Ultimately, I've gotten past the problem, with a fairly elegant solution that hardly resembles either of the first two attempts. So I know how to do what I want to do. I'm looking for an explanation for the failure I saw.
Full code to follow since I'm sure my verbal description was insufficient. First some boilerplate, if you feel compelled to execute the code and see it for yourself. Then the initial attempt, which failed reasonably, then the second attempt, which did not.
#include <iostream>
using std::cout;
using std::endl;
#include <utility>
template<typename T1, typename T2>
std::ostream& operator <<(std::ostream& str, const std::pair<T1, T2>& p) {
return str << "[" << p.first << ", " << p.second << "]";
}
//Insert code here
int main() {
Execute(5, 6, 4.3, 2.2, 'c', 'd');
Execute(5, 6, 4.3, 2.2);
Execute(5, 6);
return 0;
}
Non-struct solution:
template<typename Type>
Type BuildFunction(const Type& t0, const Type& t1) {
return t0 + t1;
}
template<typename Type, typename... Rest>
auto BuildFunction(const Type& t0, const Type& t1, const Rest&... rest)
-> std::pair<Type, decltype(BuildFunction(rest...))> {
return std::pair<Type, decltype(BuildFunction(rest...))>
(t0 + t1, BuildFunction(rest...));
}
template<typename... Types>
void Execute(const Types&... t) {
cout << BuildFunction(t...) << endl;
}
Resulting errors:
test.cpp: In function 'void Execute(const Types& ...) [with Types = {int, int, double, double, char, char}]':
test.cpp:33:35: instantiated from here
test.cpp:28:3: error: no matching function for call to 'BuildFunction(const int&, const int&, const double&, const double&, const char&, const char&)'
Struct solution:
template<typename... Types>
struct BuildStruct;
template<typename Type>
struct BuildStruct<Type, Type> {
static Type Go(const Type& t0, const Type& t1) { return t0 + t1; }
};
template<typename Type, typename... Types>
struct BuildStruct<Type, Type, Types...> {
static auto Go(const Type& t0, const Type& t1, const Types&... rest)
-> std::pair<Type, decltype(BuildStruct<Types...>::Go(rest...))> {
return std::pair<Type, decltype(BuildStruct<Types...>::Go(rest...))>
(t0 + t1, BuildStruct<Types...>::Go(rest...));
}
};
template<typename... Types>
void Execute(const Types&... t) {
cout << BuildStruct<Types...>::Go(t...) << endl;
}
Resulting errors:
test.cpp: In instantiation of 'BuildStruct<int, int, double, double, char, char>':
test.cpp:33:3: instantiated from 'void Execute(const Types& ...) [with Types = {int, int, double, double, char, char}]'
test.cpp:38:41: instantiated from here
test.cpp:24:15: error: no matching function for call to 'BuildStruct<double, double, char, char>::Go(const char&, const char&)'
test.cpp:24:15: note: candidate is: static std::pair<Type, decltype (BuildStruct<Types ...>::Go(BuildStruct<Type, Type, Types ...>::Go::rest ...))> BuildStruct<Type, Type, Types ...>::Go(const Type&, const Type&, const Types& ...) [with Type = double, Types = {char, char}, decltype (BuildStruct<Types ...>::Go(BuildStruct<Type, Type, Types ...>::Go::rest ...)) = char]

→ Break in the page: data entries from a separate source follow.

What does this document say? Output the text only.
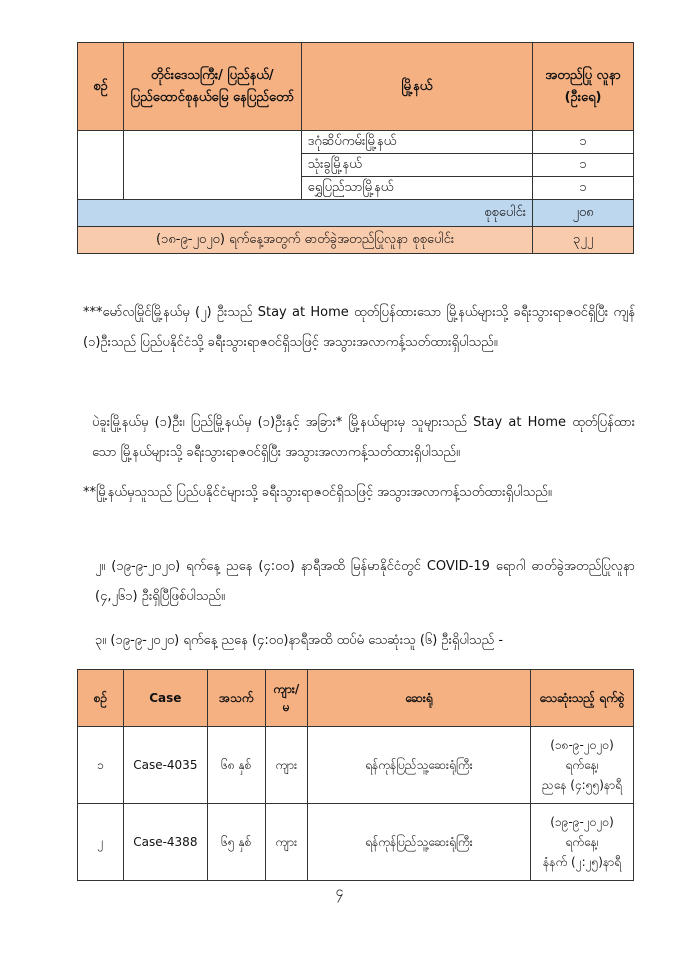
စဉ်	တိုင်းဒေသကြီး/ ပြည်နယ်/ ပြည်ထောင်စုနယ်မြေ နေပြည်တော်	မြို့နယ်	အတည်ပြု လူနာ (ဦးရေ)
		ဒဂုံဆိပ်ကမ်းမြို့နယ်	၁
		သုံးခွမြို့နယ်	၁
		ရွှေပြည်သာမြို့နယ်	၁
စုစုပေါင်း			၂၀၈
(၁၈-၉-၂၀၂၀) ရက်နေ့အတွက် ဓာတ်ခွဲအတည်ပြုလူနာ စုစုပေါင်း			၃၂၂

***မော်လမြိုင်မြို့နယ်မှ (၂) ဦးသည် Stay at Home ထုတ်ပြန်ထားသော မြို့နယ်များသို့ ခရီးသွားရာဇဝင်ရှိပြီး ကျန် (၁)ဦးသည် ပြည်ပနိုင်ငံသို့ ခရီးသွားရာဇဝင်ရှိသဖြင့် အသွားအလာကန့်သတ်ထားရှိပါသည်။

ပဲခူးမြို့နယ်မှ (၁)ဦး၊ ပြည်မြို့နယ်မှ (၁)ဦးနှင့် အခြား* မြို့နယ်များမှ သူများသည် Stay at Home ထုတ်ပြန်ထားသော မြို့နယ်များသို့ ခရီးသွားရာဇဝင်ရှိပြီး အသွားအလာကန့်သတ်ထားရှိပါသည်။

**မြို့နယ်မှသူသည် ပြည်ပနိုင်ငံများသို့ ခရီးသွားရာဇဝင်ရှိသဖြင့် အသွားအလာကန့်သတ်ထားရှိပါသည်။

၂။ (၁၉-၉-၂၀၂၀) ရက်နေ့ ညနေ (၄:၀၀) နာရီအထိ မြန်မာနိုင်ငံတွင် COVID-19 ရောဂါ ဓာတ်ခွဲအတည်ပြုလူနာ (၄,၂၆၁) ဦးရှိပြီဖြစ်ပါသည်။

၃။ (၁၉-၉-၂၀၂၀) ရက်နေ့ ညနေ (၄:၀၀)နာရီအထိ ထပ်မံ သေဆုံးသူ (၆) ဦးရှိပါသည် -

စဉ်	Case	အသက်	ကျား/ မ	ဆေးရုံ	သေဆုံးသည့် ရက်စွဲ
၁	Case-4035	၆၈ နှစ်	ကျား	ရန်ကုန်ပြည်သူ့ဆေးရုံကြီး	(၁၈-၉-၂၀၂၀)
ရက်နေ့၊
ညနေ (၄:၅၅)နာရီ

၂	Case-4388	၆၅ နှစ်	ကျား	ရန်ကုန်ပြည်သူ့ဆေးရုံကြီး	(၁၉-၉-၂၀၂၀)
ရက်နေ့၊
နံနက် (၂:၂၅)နာရီ
၄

test.cpp: In function 'void Execute(const Types& ...) [with Types = {int, int, double, double, char, char}]':
test.cpp:38:41: instantiated from here
test.cpp:33:3: error: 'Go' is not a member of 'BuildStruct<int, int, double, double, char, char>'
Reading the comments, it seems clear enough that this is a very localized bug in a particular version of G++, and that's all the answer there will ever be.